- Title: Tosser
- Date: 2018-10-14 15:05
- Category: Games
- Tags: reinforcement-learning, python, games, gym
- Author: Varun
- Sumary: How to solve an interesting question




# The Game

While discussing interview questions with a person (thanks Joe) I had met at a machine learning meet, the conversation invariably turned to how interview candidates always throw out buzzwords and jump into the question without thinking about it. We then asked each other our favourite interview questions and we both did exactly that and jumped into the problem. In order to defend my behaviour, I argued that the question was far more subtle than what Joe had suggested.

The game was this: You can bet as much money as you want on the outcome of a coin toss. If it's heads, you win 3x what you bet (plus whatever you bet) while if it's tails, you lose whatever you've bet.

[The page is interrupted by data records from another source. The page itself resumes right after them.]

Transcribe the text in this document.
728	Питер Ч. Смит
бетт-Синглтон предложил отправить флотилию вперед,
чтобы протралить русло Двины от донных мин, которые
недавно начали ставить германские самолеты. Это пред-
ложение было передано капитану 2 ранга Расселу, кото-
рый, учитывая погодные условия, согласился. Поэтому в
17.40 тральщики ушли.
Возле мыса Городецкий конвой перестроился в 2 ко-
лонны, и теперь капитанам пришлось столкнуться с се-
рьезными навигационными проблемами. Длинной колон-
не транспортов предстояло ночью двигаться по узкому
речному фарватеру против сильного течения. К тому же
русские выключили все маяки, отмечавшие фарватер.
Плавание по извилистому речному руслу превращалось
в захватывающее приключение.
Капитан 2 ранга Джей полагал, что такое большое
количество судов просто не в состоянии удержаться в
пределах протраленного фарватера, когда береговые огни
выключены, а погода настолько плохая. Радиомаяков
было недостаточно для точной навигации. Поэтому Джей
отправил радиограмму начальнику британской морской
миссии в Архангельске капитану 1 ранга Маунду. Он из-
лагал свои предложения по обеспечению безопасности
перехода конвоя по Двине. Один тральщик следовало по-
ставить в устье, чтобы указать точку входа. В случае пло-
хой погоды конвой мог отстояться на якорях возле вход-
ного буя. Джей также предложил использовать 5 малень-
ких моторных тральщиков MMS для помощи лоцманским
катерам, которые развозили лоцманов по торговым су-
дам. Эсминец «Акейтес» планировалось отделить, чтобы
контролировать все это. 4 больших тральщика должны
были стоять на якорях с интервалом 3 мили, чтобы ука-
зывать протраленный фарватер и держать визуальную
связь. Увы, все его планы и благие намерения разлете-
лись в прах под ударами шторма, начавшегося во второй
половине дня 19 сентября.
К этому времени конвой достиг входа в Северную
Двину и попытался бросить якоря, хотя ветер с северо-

A more concrete example, you bet \\$100 on the toss, if it's heads you win \\$300 so your total amount is now \\$400, while if it's tails, you're left with \\$0. This is obviously a positive game, betting $x$ has an expected return of $x$. (A normal toss game has an expected return of 0 in comparison)

Note I define return as winnings. So starting with 100 and leaving with 1000 is a return of 900. I define value as sum of winnings + initial investment. So starting with 100 and leaving with 1000 is a value of 1000.

The subtlety of this game is introduced in the fact that you only get a finite number of turns with this game. 

# The Subtlety

If this game had only 1 turn, you'd bet as much money as possible on the game. After all, who'd give you a 50% chance at a 300% return, or an expected return of 100% (albeit slightly risky). If this game had infinite number of turns, I would play with the minimum bet each time as my expected return is the minimum bet and the chance of going to 0 is very very rare. Note, this is also why when, playing in a casino, you reduce the number of bets you make because each bet has a negative expected value. 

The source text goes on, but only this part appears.